What changes do you see for the HPC / AI community in the next five-10 years, and how do you see your own skills evolving during this time frame?
There is a big gap, currently, between the type of automation possible in cloud environments and the automation possible in on-prem HPC facilities. There are also fundamental economic challenges around shifting workloads to cloud — it is likely that the economics will not make sense for the largest HPC facilities to move their compute to a cloud-like charging model. I would like to see a big investment in bringing on-prem computing on par with the capabilities clouds are offering, at least for a subset of key services. VMs, network virtualization, block volume services, encrypted network traffic for multi-tenancy all seem necessary for giving HPC users more control over their environment. I think this will become increasingly necessary as AI and cloud workloads become more common at HPC centers, and it will require shifts in the skillsets of HPC center staff, as well as shifts in the composition of science application teams.
What is your view on the convergence and co-dependence of HPC and AI?
My view on AI is that it is a type of HPC workload, and it’s quickly grown to dominate large-scale computing across the world. It’s not clear to me how much more the current AI bubble can grow, or whether LLMs will remain the main AI application over the next five or 10 years. LLMs are amazing, but they don’t reason so much as recognize and recombine patterns, and I think it will take more than increasingly large models to bridge those gaps. AI will be used to accelerate simulation workloads, and I think we’ll increasingly see AI being trained on the output of traditional simulations to accelerate design optimization or to build more interactive interfaces to simulate problem spaces. All that is to say, we’ll see HPC and AI used together more and more.

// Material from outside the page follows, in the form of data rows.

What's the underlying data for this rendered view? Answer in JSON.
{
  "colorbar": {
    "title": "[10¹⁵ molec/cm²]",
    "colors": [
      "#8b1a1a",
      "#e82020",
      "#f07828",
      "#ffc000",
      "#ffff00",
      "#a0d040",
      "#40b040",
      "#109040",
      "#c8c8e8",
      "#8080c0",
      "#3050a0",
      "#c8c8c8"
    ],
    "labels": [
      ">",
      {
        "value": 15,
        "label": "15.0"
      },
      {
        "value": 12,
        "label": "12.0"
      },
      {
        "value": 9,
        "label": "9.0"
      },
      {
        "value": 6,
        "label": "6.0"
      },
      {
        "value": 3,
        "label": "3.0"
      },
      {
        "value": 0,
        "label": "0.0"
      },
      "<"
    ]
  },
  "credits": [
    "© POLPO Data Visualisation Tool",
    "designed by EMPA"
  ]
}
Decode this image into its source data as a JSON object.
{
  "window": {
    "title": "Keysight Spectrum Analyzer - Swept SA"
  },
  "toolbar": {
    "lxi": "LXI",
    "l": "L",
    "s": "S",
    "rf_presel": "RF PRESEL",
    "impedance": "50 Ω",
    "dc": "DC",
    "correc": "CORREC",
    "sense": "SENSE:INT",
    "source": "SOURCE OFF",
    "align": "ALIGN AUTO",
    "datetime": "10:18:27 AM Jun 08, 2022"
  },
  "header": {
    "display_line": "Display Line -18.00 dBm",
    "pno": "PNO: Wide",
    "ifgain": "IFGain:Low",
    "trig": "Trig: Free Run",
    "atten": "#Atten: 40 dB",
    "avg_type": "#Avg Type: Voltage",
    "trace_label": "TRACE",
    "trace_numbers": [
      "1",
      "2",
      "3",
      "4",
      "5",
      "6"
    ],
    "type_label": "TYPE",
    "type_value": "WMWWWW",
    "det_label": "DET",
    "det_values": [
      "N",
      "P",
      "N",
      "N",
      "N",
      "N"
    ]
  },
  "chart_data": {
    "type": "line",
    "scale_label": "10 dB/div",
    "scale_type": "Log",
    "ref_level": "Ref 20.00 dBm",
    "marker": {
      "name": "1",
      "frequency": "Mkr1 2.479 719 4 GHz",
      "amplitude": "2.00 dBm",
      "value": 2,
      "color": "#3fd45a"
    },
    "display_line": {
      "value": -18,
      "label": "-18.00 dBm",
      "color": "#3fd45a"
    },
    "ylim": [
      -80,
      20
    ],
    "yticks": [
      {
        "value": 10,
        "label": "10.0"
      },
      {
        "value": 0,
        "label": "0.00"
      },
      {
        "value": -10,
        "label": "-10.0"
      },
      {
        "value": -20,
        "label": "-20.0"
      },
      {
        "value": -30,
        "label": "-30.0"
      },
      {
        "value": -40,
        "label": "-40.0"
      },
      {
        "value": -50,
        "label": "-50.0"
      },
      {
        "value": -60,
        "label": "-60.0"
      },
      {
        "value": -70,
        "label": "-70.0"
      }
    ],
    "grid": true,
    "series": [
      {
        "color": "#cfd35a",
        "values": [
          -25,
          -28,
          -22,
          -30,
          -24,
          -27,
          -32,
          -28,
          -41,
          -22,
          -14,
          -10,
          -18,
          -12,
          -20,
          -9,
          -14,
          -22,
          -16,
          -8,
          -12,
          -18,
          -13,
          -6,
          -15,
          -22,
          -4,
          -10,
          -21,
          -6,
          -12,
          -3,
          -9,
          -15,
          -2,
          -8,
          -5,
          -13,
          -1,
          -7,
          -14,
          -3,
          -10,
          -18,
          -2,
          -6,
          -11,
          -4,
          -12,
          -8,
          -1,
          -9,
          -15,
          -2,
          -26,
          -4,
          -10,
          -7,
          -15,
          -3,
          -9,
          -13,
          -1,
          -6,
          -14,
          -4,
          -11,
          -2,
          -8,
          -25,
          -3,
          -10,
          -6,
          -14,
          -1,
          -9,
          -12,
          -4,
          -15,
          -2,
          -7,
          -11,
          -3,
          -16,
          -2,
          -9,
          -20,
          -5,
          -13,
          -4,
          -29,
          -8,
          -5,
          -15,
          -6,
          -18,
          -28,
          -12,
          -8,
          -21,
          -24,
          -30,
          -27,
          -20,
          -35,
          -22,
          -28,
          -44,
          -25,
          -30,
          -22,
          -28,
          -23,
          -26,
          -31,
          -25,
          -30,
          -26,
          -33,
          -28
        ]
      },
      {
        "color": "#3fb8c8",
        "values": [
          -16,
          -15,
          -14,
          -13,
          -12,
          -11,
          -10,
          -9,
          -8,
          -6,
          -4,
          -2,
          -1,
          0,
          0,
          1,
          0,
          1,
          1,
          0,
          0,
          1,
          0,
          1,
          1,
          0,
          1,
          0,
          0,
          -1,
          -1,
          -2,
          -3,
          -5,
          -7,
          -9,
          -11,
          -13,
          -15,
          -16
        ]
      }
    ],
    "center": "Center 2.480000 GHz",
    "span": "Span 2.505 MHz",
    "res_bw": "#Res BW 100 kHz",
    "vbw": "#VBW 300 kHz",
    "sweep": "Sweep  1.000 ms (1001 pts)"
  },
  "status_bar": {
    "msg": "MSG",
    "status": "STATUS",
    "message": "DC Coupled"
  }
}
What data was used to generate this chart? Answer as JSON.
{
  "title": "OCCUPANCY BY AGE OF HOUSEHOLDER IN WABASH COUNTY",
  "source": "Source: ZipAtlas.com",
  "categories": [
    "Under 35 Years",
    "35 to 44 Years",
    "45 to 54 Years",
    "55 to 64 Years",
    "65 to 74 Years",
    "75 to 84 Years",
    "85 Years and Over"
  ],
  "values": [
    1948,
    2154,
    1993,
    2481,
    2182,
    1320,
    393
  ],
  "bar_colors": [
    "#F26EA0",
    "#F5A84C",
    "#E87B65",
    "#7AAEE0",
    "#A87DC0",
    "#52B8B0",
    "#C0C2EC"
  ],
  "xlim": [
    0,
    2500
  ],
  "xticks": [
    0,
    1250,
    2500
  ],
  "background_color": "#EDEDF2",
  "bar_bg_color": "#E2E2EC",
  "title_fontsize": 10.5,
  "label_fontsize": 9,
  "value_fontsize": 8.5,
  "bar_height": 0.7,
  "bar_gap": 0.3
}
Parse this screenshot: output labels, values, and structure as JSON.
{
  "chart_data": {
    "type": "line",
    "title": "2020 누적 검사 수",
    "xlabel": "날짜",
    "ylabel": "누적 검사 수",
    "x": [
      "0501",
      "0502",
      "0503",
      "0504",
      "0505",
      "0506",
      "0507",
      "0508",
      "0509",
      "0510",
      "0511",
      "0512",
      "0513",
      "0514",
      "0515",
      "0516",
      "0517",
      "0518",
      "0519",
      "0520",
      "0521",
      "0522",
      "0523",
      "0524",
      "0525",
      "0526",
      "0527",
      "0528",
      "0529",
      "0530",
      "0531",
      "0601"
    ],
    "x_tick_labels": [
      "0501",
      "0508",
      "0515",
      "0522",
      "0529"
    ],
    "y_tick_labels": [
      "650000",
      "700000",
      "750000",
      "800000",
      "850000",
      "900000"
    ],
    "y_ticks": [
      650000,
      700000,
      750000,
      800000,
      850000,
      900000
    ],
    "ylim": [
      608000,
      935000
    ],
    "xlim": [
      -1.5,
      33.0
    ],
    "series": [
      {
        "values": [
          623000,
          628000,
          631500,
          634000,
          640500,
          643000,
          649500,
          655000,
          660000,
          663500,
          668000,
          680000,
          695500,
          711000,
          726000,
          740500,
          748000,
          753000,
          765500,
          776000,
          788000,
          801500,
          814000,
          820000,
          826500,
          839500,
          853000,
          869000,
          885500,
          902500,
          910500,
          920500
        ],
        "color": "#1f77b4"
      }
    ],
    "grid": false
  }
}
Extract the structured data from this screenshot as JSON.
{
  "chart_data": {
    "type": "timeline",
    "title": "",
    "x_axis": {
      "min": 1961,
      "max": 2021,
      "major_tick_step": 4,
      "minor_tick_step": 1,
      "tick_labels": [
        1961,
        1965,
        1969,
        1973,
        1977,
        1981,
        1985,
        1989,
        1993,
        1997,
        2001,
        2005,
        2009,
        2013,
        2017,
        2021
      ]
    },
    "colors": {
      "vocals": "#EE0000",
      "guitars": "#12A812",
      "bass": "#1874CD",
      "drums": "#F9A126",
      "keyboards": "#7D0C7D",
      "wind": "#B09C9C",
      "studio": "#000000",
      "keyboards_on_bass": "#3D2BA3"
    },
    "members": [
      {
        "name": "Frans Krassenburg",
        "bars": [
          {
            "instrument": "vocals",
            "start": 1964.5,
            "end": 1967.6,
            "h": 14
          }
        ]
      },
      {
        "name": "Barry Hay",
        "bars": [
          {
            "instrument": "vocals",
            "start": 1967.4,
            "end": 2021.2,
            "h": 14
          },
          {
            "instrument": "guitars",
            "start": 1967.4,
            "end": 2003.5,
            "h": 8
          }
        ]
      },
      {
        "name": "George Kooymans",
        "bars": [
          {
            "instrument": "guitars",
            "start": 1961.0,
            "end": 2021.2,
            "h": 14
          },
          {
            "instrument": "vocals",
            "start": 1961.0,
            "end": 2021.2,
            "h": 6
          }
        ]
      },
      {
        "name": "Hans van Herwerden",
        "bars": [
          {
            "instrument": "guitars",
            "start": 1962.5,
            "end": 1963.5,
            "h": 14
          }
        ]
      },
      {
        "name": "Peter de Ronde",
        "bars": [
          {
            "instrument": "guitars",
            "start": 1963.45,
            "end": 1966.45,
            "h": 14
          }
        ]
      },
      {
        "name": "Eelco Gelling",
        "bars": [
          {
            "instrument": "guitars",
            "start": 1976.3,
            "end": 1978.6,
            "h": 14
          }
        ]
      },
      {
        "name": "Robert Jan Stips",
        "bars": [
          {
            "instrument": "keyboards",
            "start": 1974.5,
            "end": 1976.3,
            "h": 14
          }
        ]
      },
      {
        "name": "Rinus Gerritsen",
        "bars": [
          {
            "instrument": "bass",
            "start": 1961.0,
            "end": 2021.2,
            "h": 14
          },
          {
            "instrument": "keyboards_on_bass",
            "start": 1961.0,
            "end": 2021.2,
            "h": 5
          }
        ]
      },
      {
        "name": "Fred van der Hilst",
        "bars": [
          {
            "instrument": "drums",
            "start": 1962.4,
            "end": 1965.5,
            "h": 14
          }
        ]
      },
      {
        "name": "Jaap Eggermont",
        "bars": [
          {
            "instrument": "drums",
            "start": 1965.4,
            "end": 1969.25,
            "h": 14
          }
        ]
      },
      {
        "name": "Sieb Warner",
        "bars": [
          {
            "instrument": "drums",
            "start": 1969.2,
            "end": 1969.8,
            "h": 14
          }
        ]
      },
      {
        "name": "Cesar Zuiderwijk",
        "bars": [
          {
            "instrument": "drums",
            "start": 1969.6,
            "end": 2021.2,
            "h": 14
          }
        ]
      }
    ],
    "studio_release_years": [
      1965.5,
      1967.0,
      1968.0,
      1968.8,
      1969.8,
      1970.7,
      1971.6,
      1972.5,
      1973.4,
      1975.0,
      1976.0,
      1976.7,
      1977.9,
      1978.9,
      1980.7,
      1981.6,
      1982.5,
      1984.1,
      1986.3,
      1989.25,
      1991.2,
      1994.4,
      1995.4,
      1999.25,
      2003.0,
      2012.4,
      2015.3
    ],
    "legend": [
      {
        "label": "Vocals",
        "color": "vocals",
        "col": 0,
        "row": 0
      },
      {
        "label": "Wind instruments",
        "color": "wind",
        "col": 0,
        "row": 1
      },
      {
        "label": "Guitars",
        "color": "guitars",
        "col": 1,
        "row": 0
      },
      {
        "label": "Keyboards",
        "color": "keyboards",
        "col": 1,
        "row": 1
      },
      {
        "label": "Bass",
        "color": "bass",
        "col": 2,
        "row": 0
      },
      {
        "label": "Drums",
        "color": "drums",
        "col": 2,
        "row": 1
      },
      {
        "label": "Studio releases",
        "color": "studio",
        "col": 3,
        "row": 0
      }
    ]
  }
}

Do you believe science drives technology or technology drives science?
Both. Some science is fundamental and enables new types of technology: the transistor, integrated circuits, neural nets, deep learning. Improvements in technology enable us to build bigger, more productive systems and to drive discovery—this is the core promise of HPC.
Would you like to share anything about your personal life?
Outside of work, my life revolves around my family. We have two girls, ages 4 and 7, and they keep my wife and me very busy. You can find us shuttling them to playdates, gymnastics class, dance class, performances and school events.